Rasulullah ﷺ menjawab,” Jihad di jalan Allah juga tidak sebanding dengannya kecuali orang yang wajahnya tersungkur ke tanah (gugur syahid).”
[Hadits riwayat Al-Bazzar dan Ath-Thabrani. Al-Albani menshahihkannya di dalam Shahih Al-Jami’.]
Amal shalih di sepuluh hari pertama bulan Dzulhijjah adalah amal shalih yang paling dicintai oleh Allah Subhanahu wa Ta’ala.
Hal ini sebagaimana dalam hadits Ibnu ‘Abbas radhiyallahu ‘anhuma, dia berkata, ”Rasulullah ﷺ bersabda,
ما مِن أيَّامٍ العملُ الصَّالحُ فيها أحبُّ إلى اللهِ مِن هذه الأيَّامِ العَشْرِ، قالوا: يا رسولَ اللهِ، ولا الجهادُ في سبيلِ اللهِ؟ قال: (ولا الجهادُ في سبيلِ اللهِ إلَّا رجلٌ خرَج بنفسِه ومالِه، ثمَّ لم يرجِعْ مِن ذلك بشيءٍ
”Tidak ada hari-hari yang amal shalih di dalamnya itu lebih dicintai oleh Allah melebihi sepuluh hari pertama bulan Dzulhijjah ini.” Para sahabat bertanya,”Wahai Rasulullah ! Tidak pula jihad di jalan Allah?”

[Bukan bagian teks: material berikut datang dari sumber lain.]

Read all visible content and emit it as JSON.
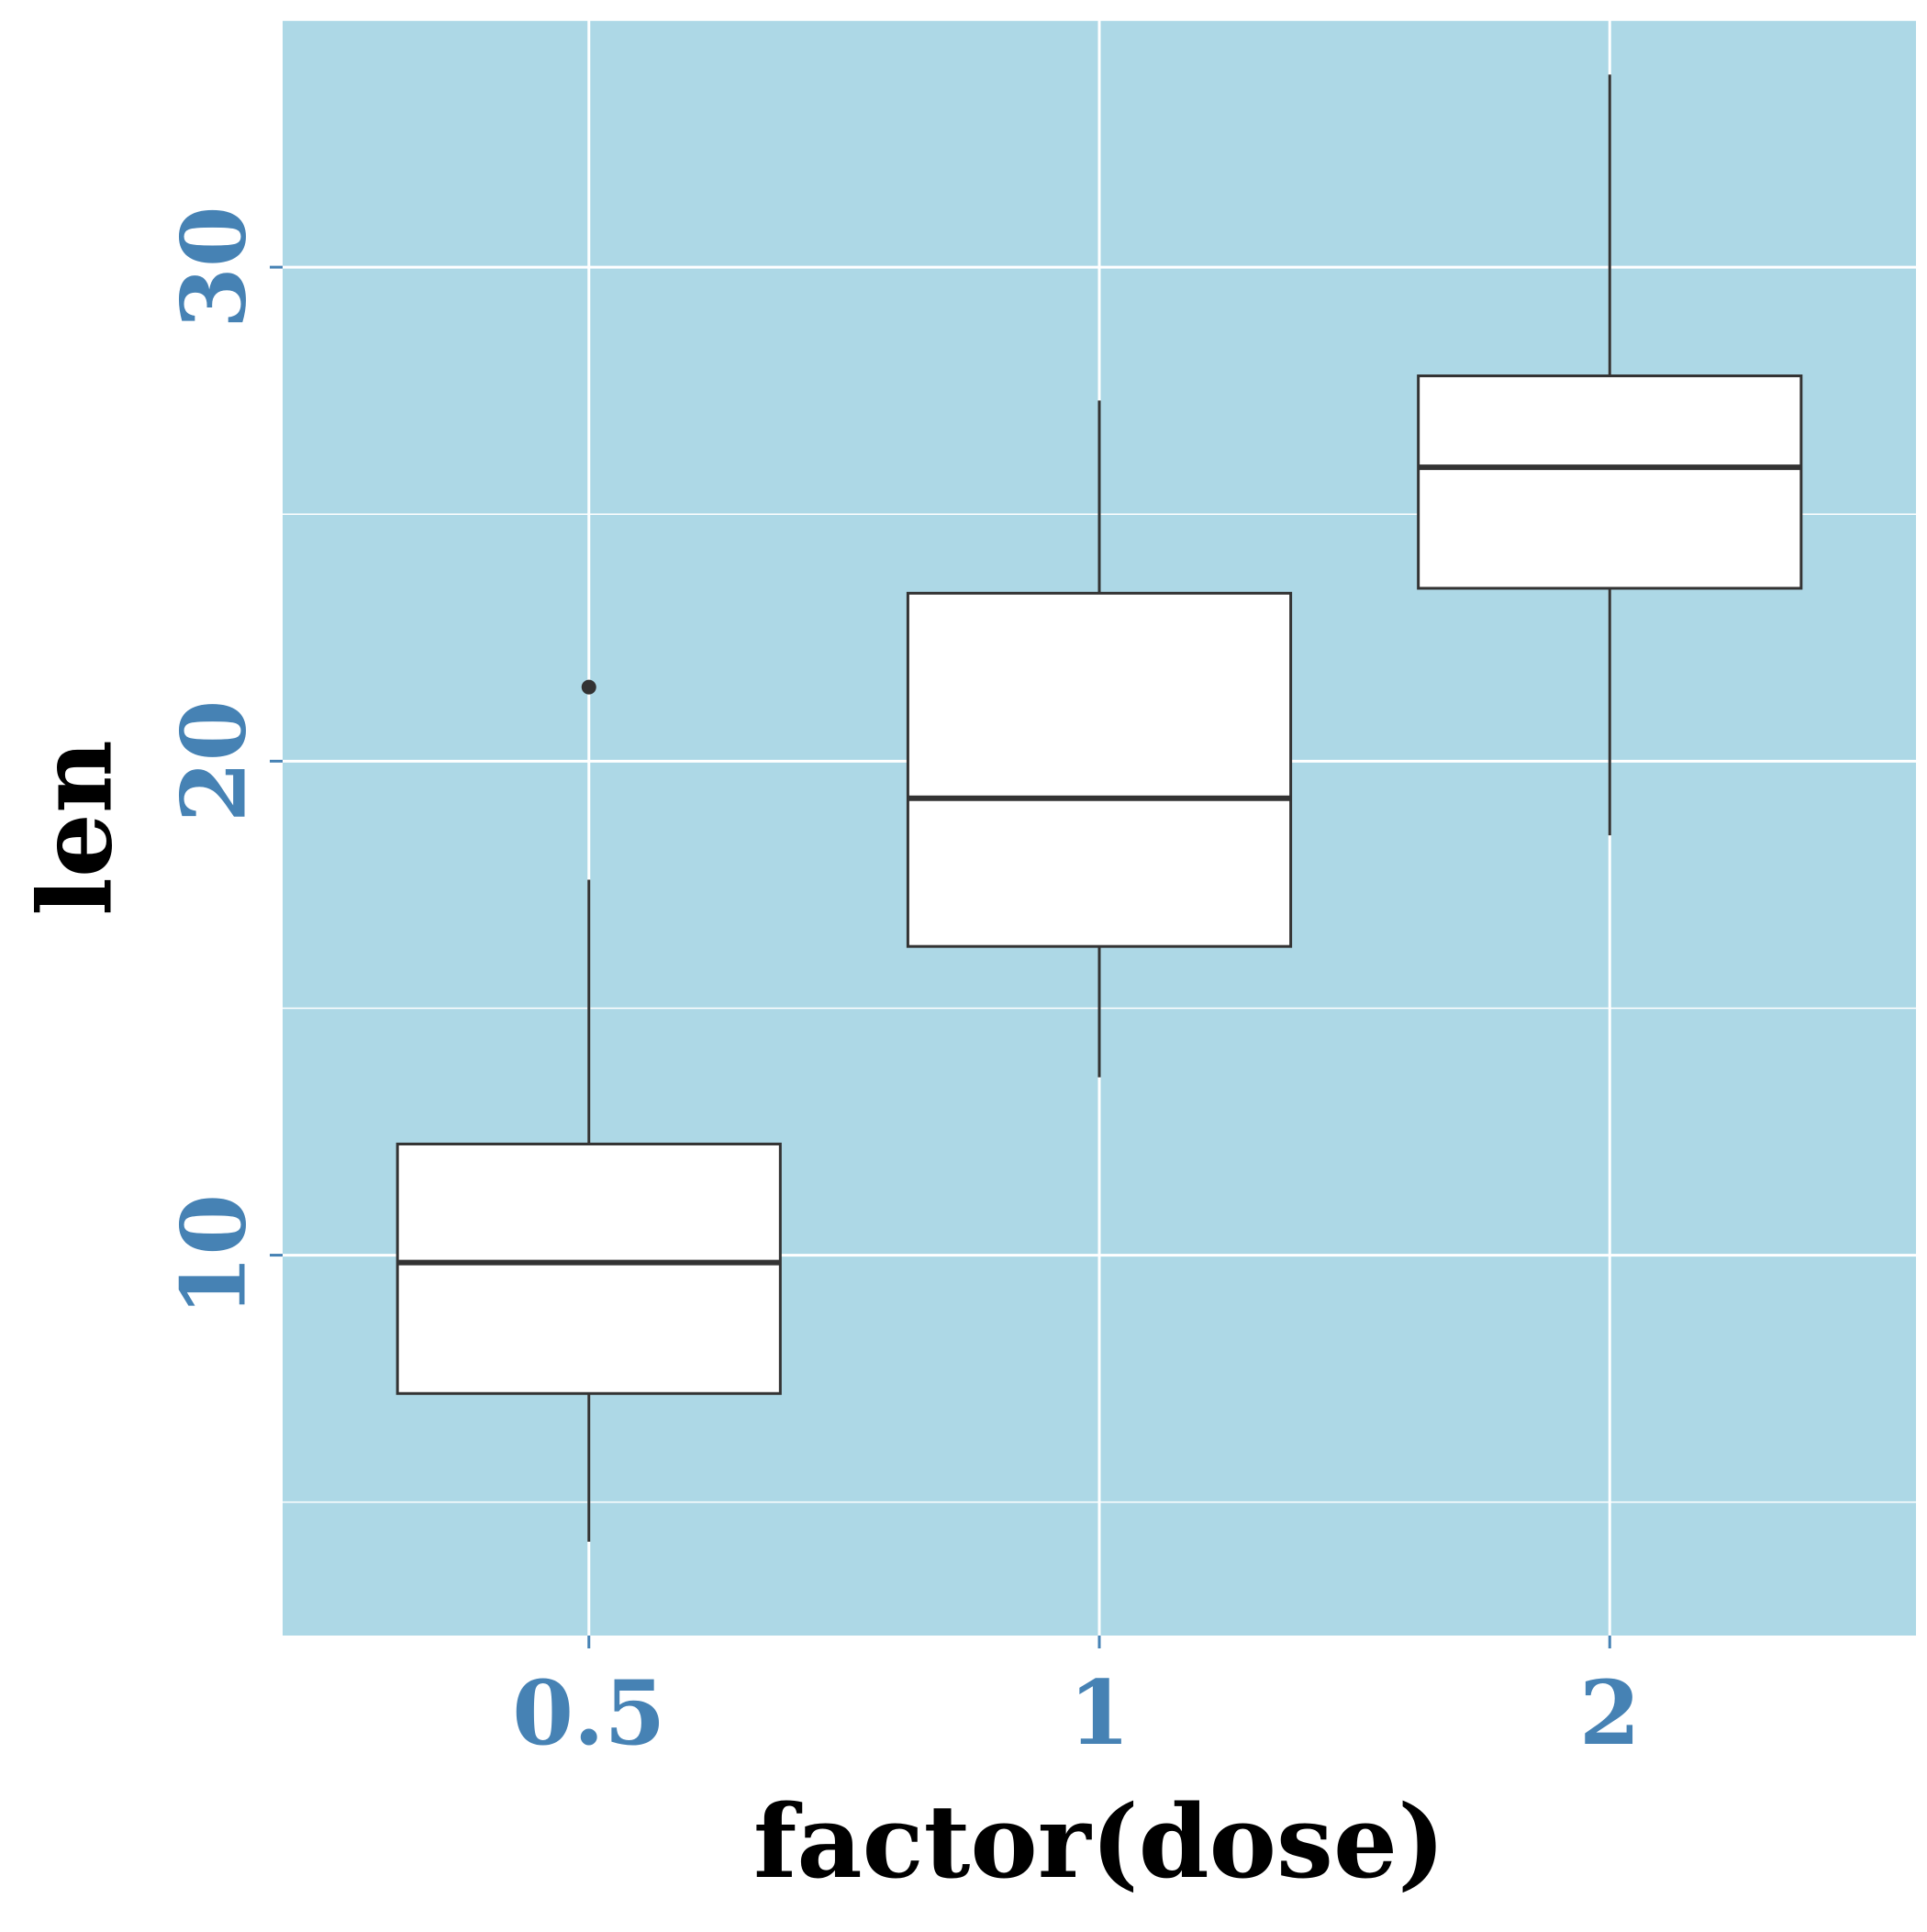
{
  "chart_data": {
    "type": "boxplot",
    "xlabel": "factor(dose)",
    "ylabel": "len",
    "categories": [
      "0.5",
      "1",
      "2"
    ],
    "boxes": [
      {
        "category": "0.5",
        "whisker_low": 4.2,
        "q1": 7.2,
        "median": 9.85,
        "q3": 12.25,
        "whisker_high": 17.6,
        "outliers": [
          21.5
        ]
      },
      {
        "category": "1",
        "whisker_low": 13.6,
        "q1": 16.25,
        "median": 19.25,
        "q3": 23.4,
        "whisker_high": 27.3,
        "outliers": []
      },
      {
        "category": "2",
        "whisker_low": 18.5,
        "q1": 23.5,
        "median": 25.95,
        "q3": 27.8,
        "whisker_high": 33.9,
        "outliers": []
      }
    ],
    "yticks": [
      10,
      20,
      30
    ],
    "ylim": [
      2.3,
      35.0
    ],
    "grid": true,
    "colors": {
      "panel_background": "#add8e6",
      "grid": "#ffffff",
      "box_fill": "#ffffff",
      "box_line": "#333333",
      "tick_label": "#4682b4",
      "axis_title": "#000000"
    }
  }
}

Beliau menjawab,”Tidak pula jihad di jalan Allah kecuali seseorang yang keluar berjihad dengan jiwanya dan hartanya kemudian tidak ada yang kembali sedikit pun dari keduanya itu (yaitu dia gugur syahid dan hartanya sirna).” [Hadits riwayat Al-Bukhari no. 969]
Oleh karena itu, setiap Muslim seyogyanya memanfaatkan sepuluh hari pertama bulan Dzulhijjah ini dengan memperbanyak ketaatan. Di antara ketaatan yang paling utama untuk dikerjakan adalah berdzikir kepada Allah Ta’ala.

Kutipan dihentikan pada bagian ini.